XP Compiler can operate in two modes:
- As a standalone command line tool which compiles input sources to given output, e.g.
xp compile src/Fixture.php dist/Fixture.php
. - As part of the class loading chain, compiling sources when PHP's autoloading triggers it.
Compiling on demand enables the PHP-idiomatic "code - save - reload/rerun" development process. To make this an enjoyable experience, the compiler aims to be as fast possible in this mode. The command line version runs at the same speed but might include more expensive optimizations.
- Support PHP only, no HTML mode and subsequently, no alternative control structures syntax
- Adapt PHP RFCs once they're voted upon successfully, offer support for experimental features through compiler extensions
- Support PHP's autoloading and compile on demand
- Integrate well with the XP Framework
- Keep it fast (~50 milliseconds per 1000 LOC)
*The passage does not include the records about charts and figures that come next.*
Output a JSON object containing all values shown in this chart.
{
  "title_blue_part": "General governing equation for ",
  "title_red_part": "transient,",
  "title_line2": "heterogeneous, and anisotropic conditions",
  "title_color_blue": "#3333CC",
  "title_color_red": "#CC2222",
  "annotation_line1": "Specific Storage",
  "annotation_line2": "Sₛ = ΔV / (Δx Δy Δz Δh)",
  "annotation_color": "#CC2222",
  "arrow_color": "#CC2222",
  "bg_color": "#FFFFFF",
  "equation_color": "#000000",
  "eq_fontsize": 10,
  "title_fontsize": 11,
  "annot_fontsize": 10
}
- If in question, offer a degraded experience for older PHP versions
- If in question, defer error handling to the PHP runtime instead of performing extensive checks
- Have a great unittest coverage for all of the features
- Offer migration paths through major releases
These design principles manifest themselves in the following examples:
Most language features present in newer PHP versions can easily be rewritten to code that works in older PHP versions. One easy example are non-capturing catch statements, introduced in PHP 8.0:
try {
// ...
} catch (Throwable) {
// ...
}
By simply emitting a temporary variable after the Throwable type, this will run in any PHP 7.x version:
try {
// ...
} catch (Throwable $_0) {
// ...
}
These kind of rewriting operations are performed in the emitter class for the specific PHP version they target. Other language features like the ?->
operator, throw expressions or fn
-style closures require generating more extensive code, but follow the same general principle. Although the generated code may no longer be easily readable, it behaves exactly the same as its newer counterpart except for a small and typically negligible performance decrease.
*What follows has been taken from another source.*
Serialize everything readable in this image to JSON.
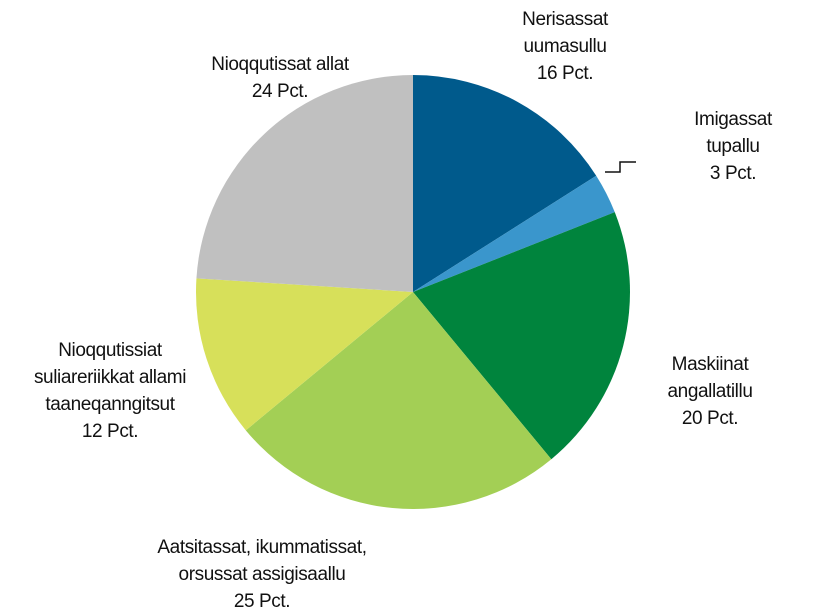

Some language features cannot be rewritten to the exact equivalent, or would generate code which is noticeably slower at runtime. One example are typed properties:
// This:
class Fixture {
public string $name;
}
// ...would require __get() and __set() magic along the lines of the following:
class Fixture {
private $__properties= ['name' => [null, 'string']];
public function __get($name) {
return $this->__properties[$name][0] ?? null;
}
public function __set($name, $value) {
$this->__properties[$name][0]= cast($value, $this->__properties[$name][1]);
}
}
In this case, XP Compiler currently opts for simply omitting the type check. We might rethink this behavior in a future (major) release though!
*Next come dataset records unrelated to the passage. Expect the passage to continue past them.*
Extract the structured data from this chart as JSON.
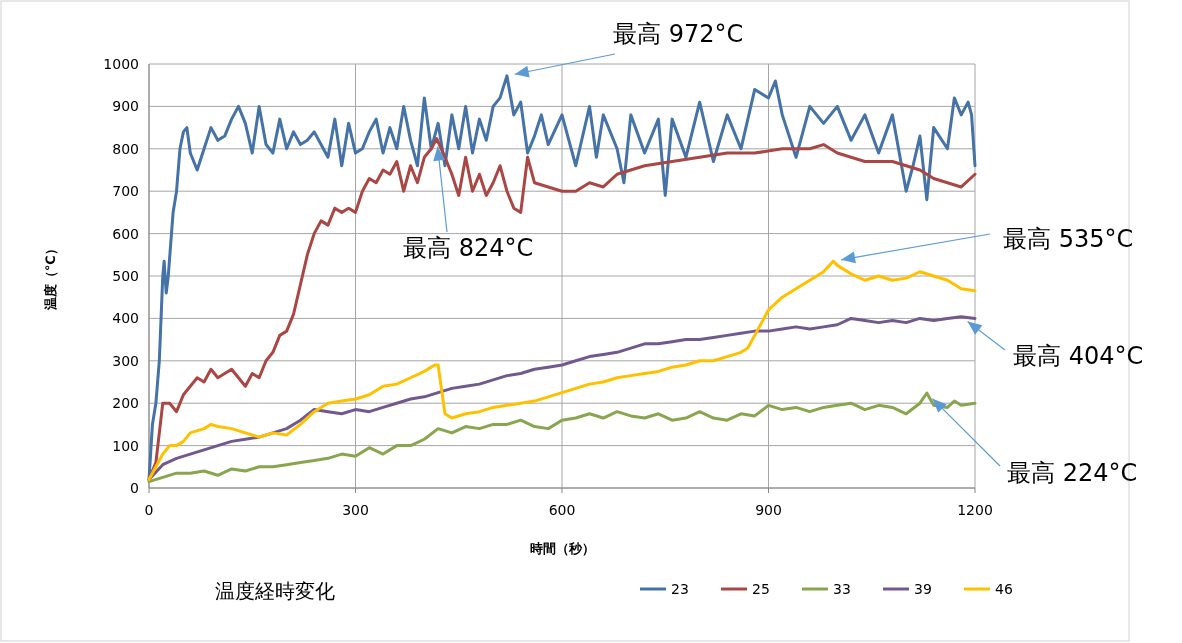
{
  "chart_data": {
    "type": "line",
    "title": "温度経時変化",
    "xlabel": "時間（秒）",
    "ylabel": "温度（℃）",
    "xlim": [
      0,
      1200
    ],
    "xticks": [
      0,
      300,
      600,
      900,
      1200
    ],
    "ylim": [
      0,
      1000
    ],
    "yticks": [
      0,
      100,
      200,
      300,
      400,
      500,
      600,
      700,
      800,
      900,
      1000
    ],
    "grid": true,
    "legend": "bottom",
    "marker": "none",
    "line_style": "solid",
    "series": [
      {
        "name": "23",
        "color": "#4572a7",
        "x": [
          0,
          5,
          10,
          15,
          20,
          22,
          25,
          28,
          35,
          40,
          45,
          50,
          55,
          60,
          70,
          80,
          90,
          100,
          110,
          120,
          130,
          140,
          150,
          160,
          170,
          180,
          190,
          200,
          210,
          220,
          230,
          240,
          250,
          260,
          270,
          280,
          290,
          300,
          310,
          320,
          330,
          340,
          350,
          360,
          370,
          380,
          390,
          400,
          410,
          420,
          430,
          440,
          450,
          460,
          470,
          480,
          490,
          500,
          510,
          520,
          530,
          540,
          550,
          560,
          570,
          580,
          600,
          610,
          620,
          640,
          650,
          660,
          680,
          690,
          700,
          720,
          740,
          750,
          760,
          780,
          800,
          820,
          840,
          860,
          880,
          900,
          910,
          920,
          940,
          960,
          980,
          1000,
          1020,
          1040,
          1060,
          1080,
          1100,
          1110,
          1120,
          1130,
          1140,
          1160,
          1170,
          1180,
          1190,
          1195,
          1200
        ],
        "values": [
          20,
          150,
          200,
          300,
          500,
          535,
          460,
          500,
          650,
          700,
          800,
          840,
          850,
          790,
          750,
          800,
          850,
          820,
          830,
          870,
          900,
          860,
          790,
          900,
          810,
          790,
          870,
          800,
          840,
          810,
          820,
          840,
          810,
          780,
          870,
          760,
          860,
          790,
          800,
          840,
          870,
          790,
          850,
          800,
          900,
          820,
          760,
          920,
          800,
          860,
          760,
          880,
          800,
          900,
          790,
          870,
          820,
          900,
          920,
          972,
          880,
          910,
          790,
          830,
          880,
          810,
          880,
          820,
          760,
          900,
          780,
          880,
          800,
          720,
          880,
          790,
          870,
          690,
          870,
          780,
          910,
          770,
          880,
          800,
          940,
          920,
          960,
          880,
          780,
          900,
          860,
          900,
          820,
          880,
          790,
          880,
          700,
          760,
          830,
          680,
          850,
          800,
          920,
          880,
          910,
          880,
          760
        ]
      },
      {
        "name": "25",
        "color": "#aa4643",
        "x": [
          0,
          10,
          20,
          30,
          40,
          50,
          60,
          70,
          80,
          90,
          100,
          110,
          120,
          130,
          140,
          150,
          160,
          170,
          180,
          190,
          200,
          210,
          220,
          230,
          240,
          250,
          260,
          270,
          280,
          290,
          300,
          310,
          320,
          330,
          340,
          350,
          360,
          370,
          380,
          390,
          400,
          410,
          418,
          430,
          440,
          450,
          460,
          470,
          480,
          490,
          500,
          510,
          520,
          530,
          540,
          550,
          560,
          580,
          600,
          620,
          640,
          660,
          680,
          700,
          720,
          760,
          800,
          840,
          880,
          920,
          960,
          980,
          1000,
          1040,
          1080,
          1120,
          1140,
          1160,
          1180,
          1200
        ],
        "values": [
          20,
          60,
          200,
          200,
          180,
          220,
          240,
          260,
          250,
          280,
          260,
          270,
          280,
          260,
          240,
          270,
          260,
          300,
          320,
          360,
          370,
          410,
          480,
          550,
          600,
          630,
          620,
          660,
          650,
          660,
          650,
          700,
          730,
          720,
          750,
          740,
          770,
          700,
          760,
          720,
          780,
          800,
          824,
          780,
          740,
          690,
          780,
          700,
          740,
          690,
          720,
          760,
          700,
          660,
          650,
          780,
          720,
          710,
          700,
          700,
          720,
          710,
          740,
          750,
          760,
          770,
          780,
          790,
          790,
          800,
          800,
          810,
          790,
          770,
          770,
          750,
          730,
          720,
          710,
          740
        ]
      },
      {
        "name": "33",
        "color": "#89a54e",
        "x": [
          0,
          20,
          40,
          60,
          80,
          100,
          120,
          140,
          160,
          180,
          200,
          220,
          240,
          260,
          280,
          300,
          320,
          340,
          360,
          380,
          400,
          420,
          440,
          460,
          480,
          500,
          520,
          540,
          560,
          580,
          600,
          620,
          640,
          660,
          680,
          700,
          720,
          740,
          760,
          780,
          800,
          820,
          840,
          860,
          880,
          900,
          920,
          940,
          960,
          980,
          1000,
          1020,
          1040,
          1060,
          1080,
          1100,
          1120,
          1130,
          1140,
          1160,
          1170,
          1180,
          1200
        ],
        "values": [
          15,
          25,
          35,
          35,
          40,
          30,
          45,
          40,
          50,
          50,
          55,
          60,
          65,
          70,
          80,
          75,
          95,
          80,
          100,
          100,
          115,
          140,
          130,
          145,
          140,
          150,
          150,
          160,
          145,
          140,
          160,
          165,
          175,
          165,
          180,
          170,
          165,
          175,
          160,
          165,
          180,
          165,
          160,
          175,
          170,
          195,
          185,
          190,
          180,
          190,
          195,
          200,
          185,
          195,
          190,
          175,
          200,
          224,
          195,
          190,
          205,
          195,
          200
        ]
      },
      {
        "name": "39",
        "color": "#71588f",
        "x": [
          0,
          20,
          40,
          60,
          80,
          100,
          120,
          140,
          160,
          180,
          200,
          220,
          240,
          260,
          280,
          300,
          320,
          340,
          360,
          380,
          400,
          420,
          440,
          460,
          480,
          500,
          520,
          540,
          560,
          580,
          600,
          620,
          640,
          660,
          680,
          700,
          720,
          740,
          760,
          780,
          800,
          820,
          840,
          860,
          880,
          900,
          920,
          940,
          960,
          980,
          1000,
          1020,
          1040,
          1060,
          1080,
          1100,
          1120,
          1140,
          1160,
          1180,
          1200
        ],
        "values": [
          20,
          55,
          70,
          80,
          90,
          100,
          110,
          115,
          120,
          130,
          140,
          160,
          185,
          180,
          175,
          185,
          180,
          190,
          200,
          210,
          215,
          225,
          235,
          240,
          245,
          255,
          265,
          270,
          280,
          285,
          290,
          300,
          310,
          315,
          320,
          330,
          340,
          340,
          345,
          350,
          350,
          355,
          360,
          365,
          370,
          370,
          375,
          380,
          375,
          380,
          385,
          400,
          395,
          390,
          395,
          390,
          400,
          395,
          400,
          404,
          400
        ]
      },
      {
        "name": "46",
        "color": "#ffc000",
        "x": [
          0,
          10,
          20,
          30,
          40,
          50,
          60,
          80,
          90,
          100,
          120,
          140,
          160,
          180,
          200,
          220,
          240,
          260,
          280,
          300,
          320,
          340,
          360,
          380,
          400,
          415,
          420,
          430,
          440,
          460,
          480,
          500,
          520,
          540,
          560,
          580,
          600,
          620,
          640,
          660,
          680,
          700,
          720,
          740,
          760,
          780,
          800,
          820,
          840,
          860,
          870,
          880,
          890,
          900,
          920,
          940,
          960,
          980,
          994,
          1000,
          1020,
          1040,
          1060,
          1080,
          1100,
          1120,
          1140,
          1160,
          1180,
          1200
        ],
        "values": [
          20,
          50,
          80,
          100,
          100,
          110,
          130,
          140,
          150,
          145,
          140,
          130,
          120,
          130,
          125,
          150,
          180,
          200,
          205,
          210,
          220,
          240,
          245,
          260,
          275,
          290,
          290,
          175,
          165,
          175,
          180,
          190,
          195,
          200,
          205,
          215,
          225,
          235,
          245,
          250,
          260,
          265,
          270,
          275,
          285,
          290,
          300,
          300,
          310,
          320,
          330,
          360,
          390,
          420,
          450,
          470,
          490,
          510,
          535,
          525,
          505,
          490,
          500,
          490,
          495,
          510,
          500,
          490,
          470,
          465
        ]
      }
    ],
    "annotations": [
      {
        "text": "最高 972°C",
        "x": 520,
        "y": 972
      },
      {
        "text": "最高 824°C",
        "x": 418,
        "y": 824
      },
      {
        "text": "最高 535°C",
        "x": 994,
        "y": 535
      },
      {
        "text": "最高 404°C",
        "x": 1180,
        "y": 404
      },
      {
        "text": "最高 224°C",
        "x": 1130,
        "y": 224
      }
    ]
  }
}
Another example of degraded support for older PHP versions are named arguments. Re-ordering them would require quite some runtime overhead:
function divide($a, $b) { return $a / $b; }
// Flipped order
echo divide(b: 1, a: 2);
This would require either expensive lookups during compilation paired with runtime introspection of target invokeable in cases where static code analysis fails. Thus, for older PHP versions, the argument names are simply omitted, as if they had not been put there in the first place. As long as the order is correct, named arguments work.